The maximum grant is $15,000. Nonprofit organizations, municipal governments and public agencies such as libraries and schools are among the entities that are eligible to apply. The deadline is Feb. 12.

Potential uses include improvements to parks and other public spaces; the creative use of art in public spaces; and staging programming that invites people to experience community in public spaces. Full details are posted here.

The Centennial Community Gifts program is just one in a series of activities planned for a year-long celebration of the Foundation’s 100th anniversary.

Founded on June 13, 1916, with a $10,000 gift from industrialist Jesse Metcalf, the Foundation’s assets have grown to more than $800 million. Over the past five years, the Foundation has awarded more than $165 million in grants.

The center piece of the centennial celebration is a $10 million campaign to restore Roger Williams Park. The work will include improvements to the park’s entrances, new signage, expanded walkways and bicycle paths and repairs to the Museum of Natural History, the Bandstand, the Casino and the Temple to Music.

“Community is at the heart of what we do. Community lives where people gather and a sense of belonging begins. It seems only fitting that we honor and support one of the state’s best-loved places to commemorate our centennial,” said Neil Steinberg, the Foundation’s president and CEO.

The park was created in the 1870s after Betsey Williams donated 102 acres of farmland and woodland including land that was originally obtained from the Narragansett tribe by her great, great, great, grandfather Roger Williams. Since then the park has grown to 435 acres under the management of the City of Providence Parks and Recreation Department. More than 1.5 million people visit the park every year.

The Foundation has already raised $4.5 million. The support includes $1.5 million from the Foundation itself as well as a $1.15 million gift from The Champlin Foundations to restore the historic Bandstand and Museum.

“We are very excited to partner with the Rhode Island Foundation to restore Roger Williams Park. This donation builds on the investments we have made over the years to care for this wonderful place. I hope others will join us in supporting this campaign,” said Keith Lang, Champlin’s executive director.

In addition, nearly three dozen other donors have combined to contribute $2 million to the campaign.

“This is a critical time in the life of the park. We thank our donors for having the vision to preserve it for future generations,” said the Foundation’s Steinberg. “We look forward to working with other far-sighted supporters to ensure the park remains an economic engine and community treasure.”

Plans call for $5 million to be spent on repairs and improvements to the park over the next five years. Many of the current buildings, roads, bridges and sidewalks were built by the federal Works Progress Administration from 1935 to 1940. Structures such as the Temple to Music and Betsey Williams Cottage are even older.

The Foundation commissioned a study that identified the scope of work that needs to be done. Many of the buildings have not had substantial renovation in decades. Work is expected to begin early in 2016.

In addition, the Foundation plans to create a $5 million endowment that will provide a permanent source of funding for the Roger Williams Park Conservancy, an independent nonprofit organization dedicated to ongoing stewardship of the park.

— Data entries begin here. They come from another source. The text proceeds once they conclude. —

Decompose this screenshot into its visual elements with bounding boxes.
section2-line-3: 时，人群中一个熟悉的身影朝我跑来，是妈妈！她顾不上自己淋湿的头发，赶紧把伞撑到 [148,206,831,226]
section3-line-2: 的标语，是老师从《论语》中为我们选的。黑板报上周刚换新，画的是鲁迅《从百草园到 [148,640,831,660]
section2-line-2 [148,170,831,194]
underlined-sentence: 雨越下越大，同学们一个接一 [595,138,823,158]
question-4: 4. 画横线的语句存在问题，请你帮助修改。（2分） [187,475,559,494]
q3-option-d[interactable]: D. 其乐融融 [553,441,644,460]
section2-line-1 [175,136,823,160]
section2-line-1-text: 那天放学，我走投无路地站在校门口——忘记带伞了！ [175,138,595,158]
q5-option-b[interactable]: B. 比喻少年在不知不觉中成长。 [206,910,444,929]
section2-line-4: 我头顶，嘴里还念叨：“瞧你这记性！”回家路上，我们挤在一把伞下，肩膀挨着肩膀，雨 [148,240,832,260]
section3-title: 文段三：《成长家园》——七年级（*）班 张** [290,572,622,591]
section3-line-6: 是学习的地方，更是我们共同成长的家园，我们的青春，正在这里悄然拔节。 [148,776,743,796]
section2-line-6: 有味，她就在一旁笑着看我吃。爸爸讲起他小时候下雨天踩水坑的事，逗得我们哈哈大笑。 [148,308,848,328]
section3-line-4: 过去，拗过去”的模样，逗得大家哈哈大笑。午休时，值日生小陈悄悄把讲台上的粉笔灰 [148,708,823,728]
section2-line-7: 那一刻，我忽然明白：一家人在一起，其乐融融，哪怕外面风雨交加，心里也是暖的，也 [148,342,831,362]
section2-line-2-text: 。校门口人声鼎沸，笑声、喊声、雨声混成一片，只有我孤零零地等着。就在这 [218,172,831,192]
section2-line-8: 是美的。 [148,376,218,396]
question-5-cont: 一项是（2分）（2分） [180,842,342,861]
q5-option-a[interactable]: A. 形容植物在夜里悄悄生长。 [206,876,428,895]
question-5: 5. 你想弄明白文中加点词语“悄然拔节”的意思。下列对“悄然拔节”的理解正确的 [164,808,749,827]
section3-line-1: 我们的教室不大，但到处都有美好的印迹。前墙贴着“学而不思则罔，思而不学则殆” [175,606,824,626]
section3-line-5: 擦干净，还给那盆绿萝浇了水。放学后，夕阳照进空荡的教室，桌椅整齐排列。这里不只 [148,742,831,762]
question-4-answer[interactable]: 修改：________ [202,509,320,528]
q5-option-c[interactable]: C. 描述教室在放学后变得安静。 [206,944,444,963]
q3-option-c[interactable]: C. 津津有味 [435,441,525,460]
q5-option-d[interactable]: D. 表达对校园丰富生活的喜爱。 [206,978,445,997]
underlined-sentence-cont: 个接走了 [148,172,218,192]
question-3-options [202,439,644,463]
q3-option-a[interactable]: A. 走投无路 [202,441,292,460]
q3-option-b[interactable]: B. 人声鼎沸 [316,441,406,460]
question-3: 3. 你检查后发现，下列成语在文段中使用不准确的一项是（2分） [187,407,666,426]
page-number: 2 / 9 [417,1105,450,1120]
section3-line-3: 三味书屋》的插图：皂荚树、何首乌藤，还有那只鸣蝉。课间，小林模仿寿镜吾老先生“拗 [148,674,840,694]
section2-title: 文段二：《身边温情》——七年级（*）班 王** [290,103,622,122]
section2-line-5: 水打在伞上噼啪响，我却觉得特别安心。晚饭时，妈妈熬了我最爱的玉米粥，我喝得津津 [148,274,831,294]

The Rhode Island Foundation is the largest and most comprehensive funder of nonprofit organizations in Rhode Island. In 2014, the Foundation awarded $34.8 million in grants to organizations addressing the state’s most pressing issues and needs of diverse communities. Through leadership, fundraising and grantmaking activities, often in partnership with individuals and organizations, the Foundation is helping Rhode Island reach its true potential.